もしそうだとしたら、ちょっと深呼吸、ふーーーっと。
自分の経験からですが
子どもはただ、ただ、
【自分の思いをそのまま受け止めて欲しい】
ようです。
「学校へ行きたくないな。家にいたいな。」
という自分の素直な気持ちを
親に、優しく受け止めて欲しい
だけなんだと思います。
まずは、子どもの
「学校へ行きたくないな」
という思いをそのまんま、受け止めてみてはどうでしょう。
理由は聞かず、そのまま 親の心の中へ 入れてみる。
「学校へ行きたくないんだね。」
「夏休みがずっと続くといいよね~」
「家でゴロゴロしたり、自分の好きなことしてるのが一番いいよねえ。」
「学校で座って勉強なんて、疲れるよねえ。」 などと
子どもが感じているであろう気持ちを代弁してみたら
子どもがもっと自分の思いを話してくれるかもしれません。
行きたくないと言っていた子どもが
「いやだけど、いくしかないかあ。」
などと、自分の心の中で嫌な思いとの決着をつけることもあるかもしれません。
でも逆に
子どもの気持ちをうまく受け入れられず
子どもの思いの代弁もできず
親自身がイライラしてきたり、落ち着かなくなってきたり・・・
(親が学校に行くもんだ、と言ってたから、私は反抗せずに行ってたのに!)
(このまま、学校へ行かなくなったらどうしよう。。。)
(ここで優しくして、休ませたら、ずっと行かなくなるかも。。。)
(1日でも休んだら、ずるずる休んで、不登校になって、引きこもりになるかも。。)
(学校へ行かなくなったら、仕事を休まないといけないかも。。そしたら収入が。。

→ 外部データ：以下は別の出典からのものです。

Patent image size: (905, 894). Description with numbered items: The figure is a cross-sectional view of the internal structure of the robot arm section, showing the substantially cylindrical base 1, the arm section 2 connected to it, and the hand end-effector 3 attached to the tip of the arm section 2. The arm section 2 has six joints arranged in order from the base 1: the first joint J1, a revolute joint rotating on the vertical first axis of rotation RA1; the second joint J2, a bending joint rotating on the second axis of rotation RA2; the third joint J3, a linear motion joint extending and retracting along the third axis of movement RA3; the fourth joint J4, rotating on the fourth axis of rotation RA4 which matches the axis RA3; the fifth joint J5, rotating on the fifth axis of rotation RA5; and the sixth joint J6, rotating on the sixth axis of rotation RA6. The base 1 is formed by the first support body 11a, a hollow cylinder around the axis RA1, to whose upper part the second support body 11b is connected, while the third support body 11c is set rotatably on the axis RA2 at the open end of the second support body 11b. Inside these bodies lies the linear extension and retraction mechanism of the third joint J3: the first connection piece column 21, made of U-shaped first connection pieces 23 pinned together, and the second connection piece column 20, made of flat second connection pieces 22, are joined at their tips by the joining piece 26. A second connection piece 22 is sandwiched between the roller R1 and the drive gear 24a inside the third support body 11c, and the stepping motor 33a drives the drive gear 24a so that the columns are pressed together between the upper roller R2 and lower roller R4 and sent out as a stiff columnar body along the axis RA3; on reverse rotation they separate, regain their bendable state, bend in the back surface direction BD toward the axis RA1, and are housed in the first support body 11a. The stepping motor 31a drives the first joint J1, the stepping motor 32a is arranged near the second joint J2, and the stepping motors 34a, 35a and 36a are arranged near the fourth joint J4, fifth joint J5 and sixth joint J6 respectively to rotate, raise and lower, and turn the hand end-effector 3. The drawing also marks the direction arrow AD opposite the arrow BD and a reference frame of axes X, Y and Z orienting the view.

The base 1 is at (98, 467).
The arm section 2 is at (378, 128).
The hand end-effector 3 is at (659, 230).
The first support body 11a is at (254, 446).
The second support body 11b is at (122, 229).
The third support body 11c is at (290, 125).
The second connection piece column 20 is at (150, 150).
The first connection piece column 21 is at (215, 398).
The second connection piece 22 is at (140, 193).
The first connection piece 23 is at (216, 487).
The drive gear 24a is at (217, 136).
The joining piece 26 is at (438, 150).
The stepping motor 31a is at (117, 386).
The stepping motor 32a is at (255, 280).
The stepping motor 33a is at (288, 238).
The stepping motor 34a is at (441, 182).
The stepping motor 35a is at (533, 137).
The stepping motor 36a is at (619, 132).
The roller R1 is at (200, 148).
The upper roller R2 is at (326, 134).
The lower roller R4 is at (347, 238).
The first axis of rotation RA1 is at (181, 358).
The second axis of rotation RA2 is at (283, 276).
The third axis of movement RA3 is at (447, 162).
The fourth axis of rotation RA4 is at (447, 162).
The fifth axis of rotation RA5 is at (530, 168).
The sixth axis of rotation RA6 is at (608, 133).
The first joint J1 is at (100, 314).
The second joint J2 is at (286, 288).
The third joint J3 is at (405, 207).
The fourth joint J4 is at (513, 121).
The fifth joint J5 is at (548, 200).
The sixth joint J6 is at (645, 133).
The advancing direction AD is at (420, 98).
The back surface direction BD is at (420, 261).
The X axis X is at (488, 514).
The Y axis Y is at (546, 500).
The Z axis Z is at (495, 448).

)
というような
いろいろな不満や不安が出てきたり
その不安に耐えられずに
子どもに怒ったり
口うるさくなってきたり・・・
落ち着いているときとは違う自分になっていたとしたら
それは自分の中にある、
子どもの頃につくられた心の傷や
家族から引き継いできた隠された感情があるよ
という“お知らせ”がきているのかもしれません。
そうかもしれない
と、一度自分の心と向き合ってみるのもひとつの手です。
うちの娘は保育園の頃、約3年間、登園拒否をしていました。
それがきっかけとなって
子育てのやりづらさを、ますます感じるようになり
自分の問題に取り組んでみようと、思い立ちました。
不登校、登校渋り、登園拒否、、、
そのような形で、子どもは自分の身をもって
親の心の問題をさらけ出してくれます。
あなたは、子どもがくれたチャンスを
受け止めますか?
通り過ぎますか?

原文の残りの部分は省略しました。